Les samouraïs mécontents sont venus grossir les rangs du Mouvement pour la liberté et les droits du peuple, mené par Itagaki Taisuke et d’autres. Mais cette cause mobilisait aussi les cultivateurs, privés de toute possibilité d’intervenir dans le domaine politique à l’époque d’Edo. Emporté par ce mouvement citoyen, le gouvernement s’est vu contraint de créer une assemblée nationale, et la première élection à la Chambre des représentants s’est tenue en 1890. Plus de la moitié des élus étaient d’anciens roturiers (heimin). À la fin de l’ère Meiji (1868-1912), des descendants d’anciens roturiers ont commencé à accéder à des postes de membres du Cabinet. Après la Restauration de Meiji, la vie politique japonaise – qui était jusque-là le monopole des samouraïs – a radicalement changé en s’ouvrant à des gens provenant d’autres milieux.
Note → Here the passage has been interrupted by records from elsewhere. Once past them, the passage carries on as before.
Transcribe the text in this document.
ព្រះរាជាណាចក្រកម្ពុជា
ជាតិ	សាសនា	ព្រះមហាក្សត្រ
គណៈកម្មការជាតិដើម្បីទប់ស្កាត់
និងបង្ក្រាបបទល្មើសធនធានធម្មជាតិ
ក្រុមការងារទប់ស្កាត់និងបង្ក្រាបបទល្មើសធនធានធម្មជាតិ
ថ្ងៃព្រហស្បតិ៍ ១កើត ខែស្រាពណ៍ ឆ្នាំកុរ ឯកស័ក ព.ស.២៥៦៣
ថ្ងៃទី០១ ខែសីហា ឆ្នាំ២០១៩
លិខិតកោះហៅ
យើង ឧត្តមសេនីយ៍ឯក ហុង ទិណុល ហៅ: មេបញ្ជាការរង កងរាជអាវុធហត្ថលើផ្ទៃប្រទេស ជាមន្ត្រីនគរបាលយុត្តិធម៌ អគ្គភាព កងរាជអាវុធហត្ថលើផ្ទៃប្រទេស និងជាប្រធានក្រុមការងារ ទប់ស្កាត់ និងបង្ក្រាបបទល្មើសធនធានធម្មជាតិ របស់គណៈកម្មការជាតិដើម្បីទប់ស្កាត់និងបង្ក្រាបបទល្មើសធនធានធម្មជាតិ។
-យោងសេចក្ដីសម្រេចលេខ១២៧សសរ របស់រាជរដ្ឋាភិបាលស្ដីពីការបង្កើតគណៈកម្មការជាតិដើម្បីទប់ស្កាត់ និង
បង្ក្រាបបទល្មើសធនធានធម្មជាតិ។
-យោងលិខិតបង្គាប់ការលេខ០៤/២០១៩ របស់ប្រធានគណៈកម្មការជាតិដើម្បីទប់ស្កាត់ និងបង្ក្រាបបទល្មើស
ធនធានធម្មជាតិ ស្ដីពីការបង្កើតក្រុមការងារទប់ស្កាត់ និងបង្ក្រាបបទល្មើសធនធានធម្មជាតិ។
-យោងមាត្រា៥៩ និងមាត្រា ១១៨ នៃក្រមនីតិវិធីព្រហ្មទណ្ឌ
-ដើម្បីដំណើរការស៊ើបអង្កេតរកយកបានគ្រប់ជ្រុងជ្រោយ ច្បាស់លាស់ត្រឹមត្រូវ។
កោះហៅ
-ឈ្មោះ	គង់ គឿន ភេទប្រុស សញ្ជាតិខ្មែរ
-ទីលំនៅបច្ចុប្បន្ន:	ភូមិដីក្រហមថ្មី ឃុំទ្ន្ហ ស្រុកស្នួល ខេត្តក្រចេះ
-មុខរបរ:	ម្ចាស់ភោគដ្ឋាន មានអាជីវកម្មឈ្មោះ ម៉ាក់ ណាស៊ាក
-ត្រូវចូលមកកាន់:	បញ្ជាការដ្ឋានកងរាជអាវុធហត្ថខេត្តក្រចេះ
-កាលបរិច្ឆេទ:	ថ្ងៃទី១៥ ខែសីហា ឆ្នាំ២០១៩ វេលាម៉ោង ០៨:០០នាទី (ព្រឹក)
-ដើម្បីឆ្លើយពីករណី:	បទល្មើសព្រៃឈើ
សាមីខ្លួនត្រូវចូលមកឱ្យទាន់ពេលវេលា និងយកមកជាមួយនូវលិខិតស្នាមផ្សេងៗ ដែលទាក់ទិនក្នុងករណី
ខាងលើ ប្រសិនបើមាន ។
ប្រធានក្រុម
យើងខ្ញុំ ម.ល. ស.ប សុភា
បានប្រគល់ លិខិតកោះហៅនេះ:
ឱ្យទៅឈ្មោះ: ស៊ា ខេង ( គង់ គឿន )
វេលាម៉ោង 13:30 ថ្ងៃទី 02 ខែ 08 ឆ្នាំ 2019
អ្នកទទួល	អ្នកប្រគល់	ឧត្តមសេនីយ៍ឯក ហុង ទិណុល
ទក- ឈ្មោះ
L’éducation fait la différence
Non contents d’intervenir au niveau politique, les heimin ont aussi accru considérablement leur contribution à la société dans des domaines comme l’économie, la fonction publique et l’enseignement. Être issu d’une famille n’appartenant pas à la classe des samouraïs ne constituait plus un obstacle à l’ascension sociale. Dans son best-seller « Un encouragement à l’étude » (Gakumon no susume), qui s’ouvre avec cette fameuse déclaration sur l’égalité fondamentale : « Il est dit que le ciel ne crée pas une seule personne en dessous ou en dessus d’une autre », le grand penseur Fukuzawa Yukichi incitait les jeunes gens d’origines modestes à se montrer ambitieux.
Le livre affirme que c’est l’éducation qui fait la différence entre les riches et les pauvres, et qu’elle contribue à définir la place occupée au sein de la société. « Seul celui qui a étudié assidûment, et acquis par la même occasion une maîtrise sur les choses et les événements, accède à la noblesse et à la richesse, tandis que dans la situation inverse il est voué à l’anonymat et à la pauvreté. » (D’après la traduction anglaise de Wm. Theodore de Bary publiée dans Sources of Japanese Tradition, 1600 to 2000, 2e partie, 2006 [note de l’éd.]) Les propos de Fukuzawa Yukichi ont trouvé un écho dans le public japonais, et « Un encouragement à l’étude » s’est vendu à 3 millions d’exemplaires. Si on ajoute à cela les nombreux lecteurs qui ont probablement lu des exemplaires empruntés ou recopiés à la main, il est clair que le livre a eu une énorme influence. (Voir notre article : Fukuzawa Yukichi, le plus grand intellectuel japonais)
Dans la suite de cet article, je vais parler de deux hommes d’affaires d’origine obscure qui ont brillamment réussi après l’introduction des lois sur l’égalité. Iwasaki Yatarô et Shibusawa Eiichi avaient chacun une approche très différente de la tâche à accomplir, mais ils ont tous deux joué un rôle déterminant dans la fondation du capitalisme au Japon.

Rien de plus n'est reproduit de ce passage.